Nos tiene acostumbrados a intensos viajes por esa, una infancia suya, tan dura en el Ingenio Consuelo. Luego están sus pasos, trazando geografías ante las cuales uno sólo diría pero cómo y cuándo: Santo Domingo, la Habana, Boston.
Uno tiene la sensación de que en cada jalón del crecimiento hay un poemario de Norberto James Rawlings esperándonos. Recuerdo la lectura de Los inmigrantes (1968) en el Liceo Estados Unidos, a finales de los años 70. Luego vendría su voz en el inolvidable programa El gran musical, con José Enrique y su voz de terciopelo. En 1985 me encontré en La Habana con el poeta Víctor Rodríguez Núñez. En aquellos días donde todo eran tórridas conversaciones con Noel Nicola o en la azotea de la poeta Reina María Rodríguez recién ex del poeta Núñez-, de repente la sombra de nuestro poeta me asaltaba: había algún poema en su honor, los tambores africanos que a todos nos hilan en este Caribe de pura agua destapaban sus estridencias.
En el 2000 accedíamos a La urdimbre del silencio, un poemario que no sé cuántas veces habré leído, releído, editado. Ahora que se cumplen diez años de su primera edición, vuelvo a él como cumpliendo aquella vieja profecía de Américo Lugo en el prólogo a los Cuentos frágiles de Fabio Fiallo: como si celebrara el natalicio de un príncipe.

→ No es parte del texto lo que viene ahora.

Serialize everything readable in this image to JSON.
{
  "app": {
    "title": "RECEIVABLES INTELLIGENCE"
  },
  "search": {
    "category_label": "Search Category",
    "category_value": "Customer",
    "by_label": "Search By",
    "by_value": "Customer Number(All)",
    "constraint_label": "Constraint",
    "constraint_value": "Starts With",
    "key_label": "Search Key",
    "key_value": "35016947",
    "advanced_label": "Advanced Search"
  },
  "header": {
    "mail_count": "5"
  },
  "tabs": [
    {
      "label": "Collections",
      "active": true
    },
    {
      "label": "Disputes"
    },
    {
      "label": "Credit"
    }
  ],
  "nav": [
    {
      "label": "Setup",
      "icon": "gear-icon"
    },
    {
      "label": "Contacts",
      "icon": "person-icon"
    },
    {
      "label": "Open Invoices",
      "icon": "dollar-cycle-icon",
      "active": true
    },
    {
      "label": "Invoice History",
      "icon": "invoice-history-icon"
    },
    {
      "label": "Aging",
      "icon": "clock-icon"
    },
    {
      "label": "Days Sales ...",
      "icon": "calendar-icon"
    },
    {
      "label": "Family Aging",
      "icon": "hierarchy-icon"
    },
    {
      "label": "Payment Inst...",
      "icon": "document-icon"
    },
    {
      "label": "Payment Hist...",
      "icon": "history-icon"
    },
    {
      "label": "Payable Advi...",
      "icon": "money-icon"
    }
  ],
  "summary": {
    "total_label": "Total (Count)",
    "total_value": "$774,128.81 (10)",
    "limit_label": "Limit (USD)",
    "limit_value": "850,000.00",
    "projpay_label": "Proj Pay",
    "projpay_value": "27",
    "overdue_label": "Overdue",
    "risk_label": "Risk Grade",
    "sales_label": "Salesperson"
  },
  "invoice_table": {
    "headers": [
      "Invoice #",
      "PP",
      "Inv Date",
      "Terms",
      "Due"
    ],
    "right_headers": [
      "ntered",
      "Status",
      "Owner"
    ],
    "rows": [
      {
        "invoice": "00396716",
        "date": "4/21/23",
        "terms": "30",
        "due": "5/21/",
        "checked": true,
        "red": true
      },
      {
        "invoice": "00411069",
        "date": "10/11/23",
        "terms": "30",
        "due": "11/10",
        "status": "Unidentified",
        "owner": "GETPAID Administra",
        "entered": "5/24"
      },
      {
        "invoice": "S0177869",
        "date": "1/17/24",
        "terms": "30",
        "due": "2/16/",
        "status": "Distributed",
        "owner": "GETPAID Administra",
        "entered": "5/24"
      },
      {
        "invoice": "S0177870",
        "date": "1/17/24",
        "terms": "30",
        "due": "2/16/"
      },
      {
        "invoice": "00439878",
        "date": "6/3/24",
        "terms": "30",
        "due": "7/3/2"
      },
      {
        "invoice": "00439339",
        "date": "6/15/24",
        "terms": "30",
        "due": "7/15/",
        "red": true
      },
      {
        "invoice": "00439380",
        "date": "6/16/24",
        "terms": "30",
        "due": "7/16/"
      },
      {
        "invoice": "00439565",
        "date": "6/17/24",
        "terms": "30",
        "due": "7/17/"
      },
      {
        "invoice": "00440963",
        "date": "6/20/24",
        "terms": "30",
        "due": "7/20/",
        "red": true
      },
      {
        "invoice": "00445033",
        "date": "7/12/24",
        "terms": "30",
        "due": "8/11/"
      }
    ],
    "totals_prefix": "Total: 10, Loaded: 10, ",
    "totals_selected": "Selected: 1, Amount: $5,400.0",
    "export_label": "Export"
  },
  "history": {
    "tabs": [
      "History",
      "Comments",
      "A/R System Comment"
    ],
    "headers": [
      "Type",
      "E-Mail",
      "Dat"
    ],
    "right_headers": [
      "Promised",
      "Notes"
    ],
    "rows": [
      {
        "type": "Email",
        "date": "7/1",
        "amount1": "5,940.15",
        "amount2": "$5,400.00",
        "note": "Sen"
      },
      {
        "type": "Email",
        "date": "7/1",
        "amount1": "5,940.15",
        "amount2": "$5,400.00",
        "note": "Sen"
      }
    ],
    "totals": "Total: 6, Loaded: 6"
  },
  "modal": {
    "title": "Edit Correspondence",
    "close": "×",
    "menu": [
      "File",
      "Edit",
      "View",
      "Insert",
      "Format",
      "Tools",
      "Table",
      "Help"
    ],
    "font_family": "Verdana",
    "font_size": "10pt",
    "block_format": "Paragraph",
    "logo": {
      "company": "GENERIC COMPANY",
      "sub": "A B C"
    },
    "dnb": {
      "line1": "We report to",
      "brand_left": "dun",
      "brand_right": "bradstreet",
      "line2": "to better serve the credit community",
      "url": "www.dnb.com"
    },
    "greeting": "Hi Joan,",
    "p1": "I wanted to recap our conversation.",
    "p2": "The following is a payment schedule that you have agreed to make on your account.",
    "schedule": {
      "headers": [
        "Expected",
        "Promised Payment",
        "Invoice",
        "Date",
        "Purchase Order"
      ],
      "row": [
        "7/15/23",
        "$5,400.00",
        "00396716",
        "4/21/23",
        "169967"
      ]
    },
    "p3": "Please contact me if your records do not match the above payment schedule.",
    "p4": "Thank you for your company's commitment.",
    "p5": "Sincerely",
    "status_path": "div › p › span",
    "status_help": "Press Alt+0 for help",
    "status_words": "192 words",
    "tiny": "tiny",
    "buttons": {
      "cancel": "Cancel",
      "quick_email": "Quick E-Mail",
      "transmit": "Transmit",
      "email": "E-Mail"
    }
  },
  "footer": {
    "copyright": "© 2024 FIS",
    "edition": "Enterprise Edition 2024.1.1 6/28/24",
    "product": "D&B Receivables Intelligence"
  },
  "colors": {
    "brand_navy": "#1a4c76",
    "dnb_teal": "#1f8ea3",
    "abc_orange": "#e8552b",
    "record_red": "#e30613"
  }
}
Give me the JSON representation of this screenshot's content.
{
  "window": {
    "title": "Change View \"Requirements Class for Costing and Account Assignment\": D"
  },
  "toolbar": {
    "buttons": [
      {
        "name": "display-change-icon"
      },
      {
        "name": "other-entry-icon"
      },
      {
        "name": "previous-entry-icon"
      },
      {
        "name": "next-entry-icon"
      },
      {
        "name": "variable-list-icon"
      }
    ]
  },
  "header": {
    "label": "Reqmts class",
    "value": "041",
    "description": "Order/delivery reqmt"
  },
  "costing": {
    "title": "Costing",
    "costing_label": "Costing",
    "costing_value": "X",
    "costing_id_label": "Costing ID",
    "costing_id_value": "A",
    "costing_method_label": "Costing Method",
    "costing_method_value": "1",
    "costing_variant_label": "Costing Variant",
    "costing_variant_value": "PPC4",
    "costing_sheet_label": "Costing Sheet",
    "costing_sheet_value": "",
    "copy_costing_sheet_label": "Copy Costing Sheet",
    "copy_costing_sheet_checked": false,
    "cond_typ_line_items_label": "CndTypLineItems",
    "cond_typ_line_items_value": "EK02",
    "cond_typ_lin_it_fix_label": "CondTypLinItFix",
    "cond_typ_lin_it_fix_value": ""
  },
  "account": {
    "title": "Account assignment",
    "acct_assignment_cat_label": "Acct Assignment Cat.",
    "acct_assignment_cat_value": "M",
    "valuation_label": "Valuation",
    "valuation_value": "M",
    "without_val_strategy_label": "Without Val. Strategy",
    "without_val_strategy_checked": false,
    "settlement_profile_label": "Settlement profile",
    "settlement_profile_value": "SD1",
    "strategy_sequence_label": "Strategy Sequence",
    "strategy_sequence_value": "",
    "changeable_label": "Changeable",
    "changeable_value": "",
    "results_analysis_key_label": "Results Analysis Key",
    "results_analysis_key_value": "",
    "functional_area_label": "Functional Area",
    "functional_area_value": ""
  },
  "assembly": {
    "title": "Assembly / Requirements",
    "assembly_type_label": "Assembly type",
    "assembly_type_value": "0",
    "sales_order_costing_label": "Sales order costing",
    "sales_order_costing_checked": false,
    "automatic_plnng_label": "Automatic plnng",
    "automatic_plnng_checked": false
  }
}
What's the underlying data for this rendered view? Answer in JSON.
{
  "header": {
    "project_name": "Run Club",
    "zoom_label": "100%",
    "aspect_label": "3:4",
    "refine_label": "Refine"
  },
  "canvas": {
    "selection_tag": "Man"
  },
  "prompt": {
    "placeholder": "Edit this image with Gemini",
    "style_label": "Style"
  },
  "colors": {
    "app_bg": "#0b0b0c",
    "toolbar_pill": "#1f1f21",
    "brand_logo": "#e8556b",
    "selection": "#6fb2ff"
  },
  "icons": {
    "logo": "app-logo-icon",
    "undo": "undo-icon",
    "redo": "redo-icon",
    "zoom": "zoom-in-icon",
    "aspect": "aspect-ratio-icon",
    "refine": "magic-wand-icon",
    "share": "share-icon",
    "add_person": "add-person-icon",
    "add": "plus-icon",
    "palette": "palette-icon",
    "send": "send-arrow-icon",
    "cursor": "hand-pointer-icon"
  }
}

La urdimbre del silencio es una obra de apretadas síntesis, de cruz y raya. Atrás quedan los nosotros y las campanas de la Historia. Lo que ahora constatamos es la necesidad de ser íntimos. Las imágenes se condensan y se deshacen, como en una acuarela. La intención visual y narrativa dominan. Son constantes los pequeños círculos, copos contentivos de aquella emoción whitmaniana por las pequeñas cosas. Frente a cierta vieja solemnidad digamos nerudeana del viejo poeta James Rawlings, el nuevo va de la mano de un Robert Frost, llevándose de paso algunas flores del jardín de John Ashbery.
Y aquí volvemos a la presencia nutricia de la gran poesía patriarcal norteamericana en nuestras letras, tradición rota por los autodenominados poetas de postguerra. Hay que pensar en algunos autores de la Generación del 48 pienso ante todo en Avilés Blonda- y en los íconos que le siguieron como del Risco y Alfonseca-, subrayando la manera en que conceptos caros a nuestro imaginario como el yo, el placer, lo nimio- se convertían en decisivos recursos creativos.
La urdimbre del silencio es una especie de recuperación y elevación a la enésima potencia de esta sensibilidad. El poeta James Rawlings vuelve a lo c oloquial. Su poema trasunta el placer del viaje, los descubrimientos tras cualquier recodo, el ser que no agota ni agobia con sus espejos. La ética tras la estética es simple y tal vez nada novedosa: hay que reivindicar el placer, reconocerse en sus límites, dejar que el mundo entre y salga, concibiendo al poema como algo que dignifica al ser.
Hay libros a los que accedes como si fuesen un Jardín de las Delicias. Gracias a Norberto James Rawlings: por su bondad, su constancia y por este poemario.